Perhaps they are all of these things and more. But then even the RL artworks within medieval or Renaissance religious architecture were about experiencing the virtual. Consider the perspective studies that appear to continue RL architecture into a fresco. Perhaps SL is a little bit like that.
Is it as good as the real thing? It depends on what the real thing is. The lovingly detailed Michaelangelo fresco copy in the virtual Sistine Chapel can be viewed as a real lovingly detailed Michaelangelo fresco copy in a virtual Sistine Chapel, while the one in the RL Sistine chapel is also real – yet partially virtual in virtue of its function as art, and overlaid with centuries of interpretation so that before you see the real one your concept of it is preconfigured before you get there. The difference being that in SL you can fly up to the ceiling for a closer look! The SL one is built here at vassar/165/91/24 (slurl).

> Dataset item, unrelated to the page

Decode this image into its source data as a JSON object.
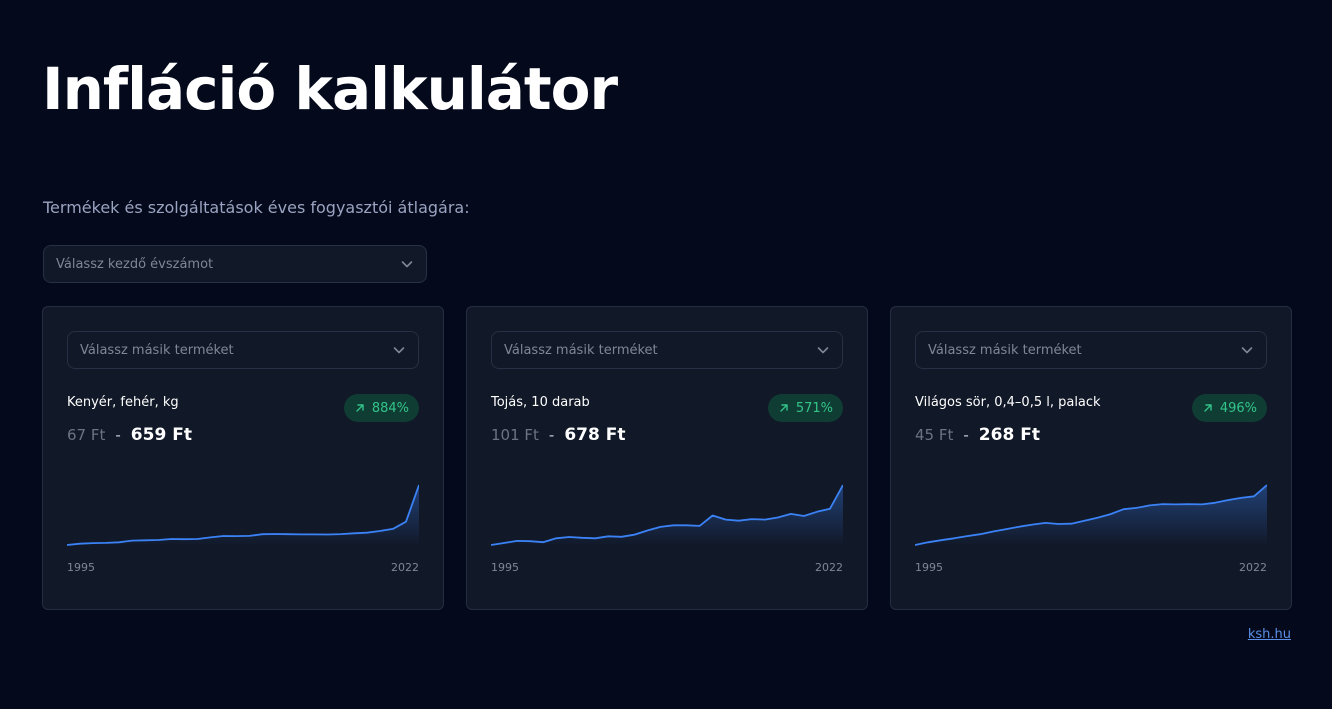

The Newseum museum of news offers a parallel build in SL of the one currently being completed in Washington DC USA – or it will if they release it to the public (something they haven’t yet decided upon). So it is a virtual museum in several planes – in RL (still being built); in virtual form (as a build in SL) and in further virtual form (it doesn’t exist yet).
This is precisely the discussion evoked by Magritte’s famous painting: “Ceci n’est pas une pipe” (This is not a pipe) – because of course it is not a pipe, but a representation of one.
After that the distinctions just get a bit academic.
Thanks to Archinect for the link.
Comment by John
But it IS a pipe!
Posted on February 17, 2009 at 6:37 am
Comment by Laura
No it isn’t, it’s a painting of a pipe.
Posted on February 27, 2009 at 10:59 am
Comment by Pradeep
No! it is an image of a painting of a pipe. If you disagree I would still agree.